Low Blood Pressure (Hypotension): 9 Early Signs and Symptoms

People are usually more concerned about the dangers associated with high blood pressure, but they should not ignore the potential health risks associated with low blood pressure. If left untreated, health issues might arise when the brain, the heart, and other vital organs are deprived of adequate blood supply due to low blood pressure, a condition also known as hypotension.

For optimal health, the blood pressure should be around 120/80 (systolic/diastolic), but pressure can drop below optimal levels due to several factors. For example, hypotension happens when the blood pressure falls below 90/60.

Low blood pressure can also be a sign of more serious medical issues, especially among the elderly. This is why it is best to keep a sphygmomanometer, also known as a blood pressure monitor or blood pressure gauge, at home to easily monitor the blood pressure even without going to a hospital or clinic. In the absence of such equipment, these low blood pressure symptoms can help detect hypotension episodes.

Blurred or Fading Vision

Blurring or fading vision is one of the most common low blood pressure symptoms. This occurs when the brain’s oxygenated blood supply is insufficient due to low blood pressure. As a result, the brain’s processing of visual stimuli is affected, leading to blurred or fading vision.

Of course, experiencing blurred vision does not automatically mean that the blood pressure has dropped below normal, as several factors can also cause the vision issue. These include astigmatism (when the eye’s surface isn’t curved properly), presbyopia (when it is difficult for the eyes to focus as people age), dry eye syndrome, cataracts, glaucoma, damage to the cornea, and age-related macular degeneration. In addition, blurry vision can also be a symptom of other non-eye related medical conditions such as diabetes, migraine, stroke, head injury, low blood sugar, multiple sclerosis, brain tumor, and Parkinson’s disease. So, it’s essential to rule out these possibilities when instances of fading vision become too frequent.

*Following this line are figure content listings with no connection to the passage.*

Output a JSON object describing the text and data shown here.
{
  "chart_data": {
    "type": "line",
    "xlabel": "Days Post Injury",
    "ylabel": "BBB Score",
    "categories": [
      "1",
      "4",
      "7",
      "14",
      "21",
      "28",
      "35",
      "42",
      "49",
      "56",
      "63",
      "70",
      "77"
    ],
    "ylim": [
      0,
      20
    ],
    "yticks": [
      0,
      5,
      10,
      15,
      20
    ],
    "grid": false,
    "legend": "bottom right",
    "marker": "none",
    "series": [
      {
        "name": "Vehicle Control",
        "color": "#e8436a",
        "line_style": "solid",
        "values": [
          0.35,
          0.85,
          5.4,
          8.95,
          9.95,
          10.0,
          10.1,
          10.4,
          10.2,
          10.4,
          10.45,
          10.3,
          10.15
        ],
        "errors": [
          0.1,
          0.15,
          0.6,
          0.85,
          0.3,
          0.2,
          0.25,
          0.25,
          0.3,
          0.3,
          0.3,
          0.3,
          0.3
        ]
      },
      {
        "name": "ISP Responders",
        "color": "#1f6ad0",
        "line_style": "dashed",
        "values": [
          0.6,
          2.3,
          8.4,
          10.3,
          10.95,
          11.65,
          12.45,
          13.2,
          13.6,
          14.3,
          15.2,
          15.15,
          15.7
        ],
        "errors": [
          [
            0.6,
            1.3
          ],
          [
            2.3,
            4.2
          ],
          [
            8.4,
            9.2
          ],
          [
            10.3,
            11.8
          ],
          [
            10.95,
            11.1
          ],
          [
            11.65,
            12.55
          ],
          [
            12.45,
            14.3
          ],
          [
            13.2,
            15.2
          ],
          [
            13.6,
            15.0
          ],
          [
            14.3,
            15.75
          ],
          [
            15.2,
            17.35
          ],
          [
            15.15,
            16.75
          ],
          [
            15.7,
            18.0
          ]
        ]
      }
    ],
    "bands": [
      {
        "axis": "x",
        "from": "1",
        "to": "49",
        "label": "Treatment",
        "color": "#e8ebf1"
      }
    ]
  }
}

Experts suggest that medical help be immediately sought if blurry vision is accompanied by dizziness, weakness or numbness in one arm, a drooping face, loss of balance, and slurred speech, which could indicate a stroke. While experiencing blurred vision is one of the more common symptoms of low blood pressure, it is essential to rule out other causes that might suggest a more serious medical issue.